During this two-stage conflict, Greek communists did not succeed with gaining control of Greece. In the summer of 1943, Italy collapsed, and in September 1944, German forces started to leave Greece. Anti-communist groups came together to fight their shared foe as they departed. Only a few months before Nazi Germany's occupation of Greece came to an end in October 1944, the civil war's first phase broke loose. Two main Greek guerrilla groups, the communist-run (EAM-ELAS) and the Greek Democratic National Army (EDES), had battled the German occupation. Early in 1944, the Greek Democratic National Army established a provisional government in the Greek mountains that implicitly abandoned both the Greek king and his government-in-exile after removing all of its political enemies save the Democratic Army.
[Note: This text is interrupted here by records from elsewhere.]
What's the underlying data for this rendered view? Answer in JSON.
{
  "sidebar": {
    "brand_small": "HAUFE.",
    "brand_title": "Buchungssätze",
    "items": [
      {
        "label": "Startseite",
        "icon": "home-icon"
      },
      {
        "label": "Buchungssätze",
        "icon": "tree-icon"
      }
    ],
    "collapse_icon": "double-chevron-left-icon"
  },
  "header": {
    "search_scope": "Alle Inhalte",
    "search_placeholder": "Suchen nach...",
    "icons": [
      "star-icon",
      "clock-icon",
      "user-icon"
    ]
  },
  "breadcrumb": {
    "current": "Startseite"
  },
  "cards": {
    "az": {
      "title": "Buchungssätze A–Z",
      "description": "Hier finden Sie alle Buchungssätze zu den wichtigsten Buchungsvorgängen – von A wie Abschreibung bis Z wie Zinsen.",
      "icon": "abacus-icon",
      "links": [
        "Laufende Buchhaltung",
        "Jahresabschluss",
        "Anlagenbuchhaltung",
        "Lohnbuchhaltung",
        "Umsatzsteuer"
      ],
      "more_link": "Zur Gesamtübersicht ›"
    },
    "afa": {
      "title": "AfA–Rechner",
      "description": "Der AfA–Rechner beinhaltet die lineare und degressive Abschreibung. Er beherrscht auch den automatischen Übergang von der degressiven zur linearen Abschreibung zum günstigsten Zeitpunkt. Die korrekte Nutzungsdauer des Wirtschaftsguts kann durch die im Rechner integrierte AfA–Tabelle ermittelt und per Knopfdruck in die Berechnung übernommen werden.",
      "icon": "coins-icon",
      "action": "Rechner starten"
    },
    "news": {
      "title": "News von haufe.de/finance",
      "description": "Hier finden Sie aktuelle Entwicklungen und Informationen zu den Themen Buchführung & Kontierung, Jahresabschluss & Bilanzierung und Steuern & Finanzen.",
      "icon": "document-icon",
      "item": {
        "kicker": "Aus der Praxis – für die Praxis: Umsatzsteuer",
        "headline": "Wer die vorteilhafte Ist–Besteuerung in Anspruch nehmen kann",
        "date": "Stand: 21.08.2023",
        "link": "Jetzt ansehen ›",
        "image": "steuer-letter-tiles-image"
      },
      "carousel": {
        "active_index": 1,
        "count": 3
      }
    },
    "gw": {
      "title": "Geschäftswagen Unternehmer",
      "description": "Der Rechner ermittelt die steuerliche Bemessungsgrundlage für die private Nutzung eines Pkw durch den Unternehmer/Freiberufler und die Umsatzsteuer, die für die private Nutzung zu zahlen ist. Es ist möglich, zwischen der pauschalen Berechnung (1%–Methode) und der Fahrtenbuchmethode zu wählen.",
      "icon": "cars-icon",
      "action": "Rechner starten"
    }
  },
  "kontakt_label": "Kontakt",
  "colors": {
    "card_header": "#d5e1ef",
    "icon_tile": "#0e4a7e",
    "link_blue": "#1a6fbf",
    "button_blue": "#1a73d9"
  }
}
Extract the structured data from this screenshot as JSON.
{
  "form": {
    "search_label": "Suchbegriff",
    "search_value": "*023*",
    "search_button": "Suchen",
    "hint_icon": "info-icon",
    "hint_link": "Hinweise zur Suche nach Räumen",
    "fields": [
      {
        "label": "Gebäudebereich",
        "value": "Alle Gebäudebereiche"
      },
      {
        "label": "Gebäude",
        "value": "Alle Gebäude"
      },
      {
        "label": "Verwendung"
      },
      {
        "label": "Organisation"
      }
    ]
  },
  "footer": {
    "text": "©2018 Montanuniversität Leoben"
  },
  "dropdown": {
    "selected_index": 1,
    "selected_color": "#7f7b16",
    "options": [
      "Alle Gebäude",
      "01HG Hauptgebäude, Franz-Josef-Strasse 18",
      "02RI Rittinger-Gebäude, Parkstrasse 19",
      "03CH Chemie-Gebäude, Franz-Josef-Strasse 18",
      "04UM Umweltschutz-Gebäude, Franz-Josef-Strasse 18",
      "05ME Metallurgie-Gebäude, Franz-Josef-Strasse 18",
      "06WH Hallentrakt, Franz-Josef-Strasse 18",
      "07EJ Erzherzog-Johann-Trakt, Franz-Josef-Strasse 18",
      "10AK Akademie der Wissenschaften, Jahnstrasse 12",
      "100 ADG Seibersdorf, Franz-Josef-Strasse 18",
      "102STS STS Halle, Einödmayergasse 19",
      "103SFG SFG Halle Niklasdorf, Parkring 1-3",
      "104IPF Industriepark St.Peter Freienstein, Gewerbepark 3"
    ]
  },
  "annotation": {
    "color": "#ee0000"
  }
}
On December 3, a fierce civil war broke out in Athens, which the British military forces only just managed to put an end to after EAM-ELAS had essentially taken over the entirety of Greece except Athens and Thessaloniki. The rebels finally broke after several weeks of bloody fighting and retreated across the Albanian border. The last members of the rebel army were wiped off during the final assault on Mount Grammos, which was assisted by Helldivers raining napalm. After, the fighting swiftly subsided after Stalin gave the Greek communists the command to declare a cease-fire.
From 1946 and 1949, Greek Government forces likely suffered 48,000 casualties while their opponents suffered about half as many. Thousands of civilians were killed by death squads on both sides, and many others perished from violence, disease, and malnutrition. The civil war may have caused a total death toll of about 158,000 Greeks. The Marshall Plan would sow the seeds of resurrection and healing—still in need of completion—from the most horrific civil wars of the twentieth century in Greece, despite the country's entire economic destruction.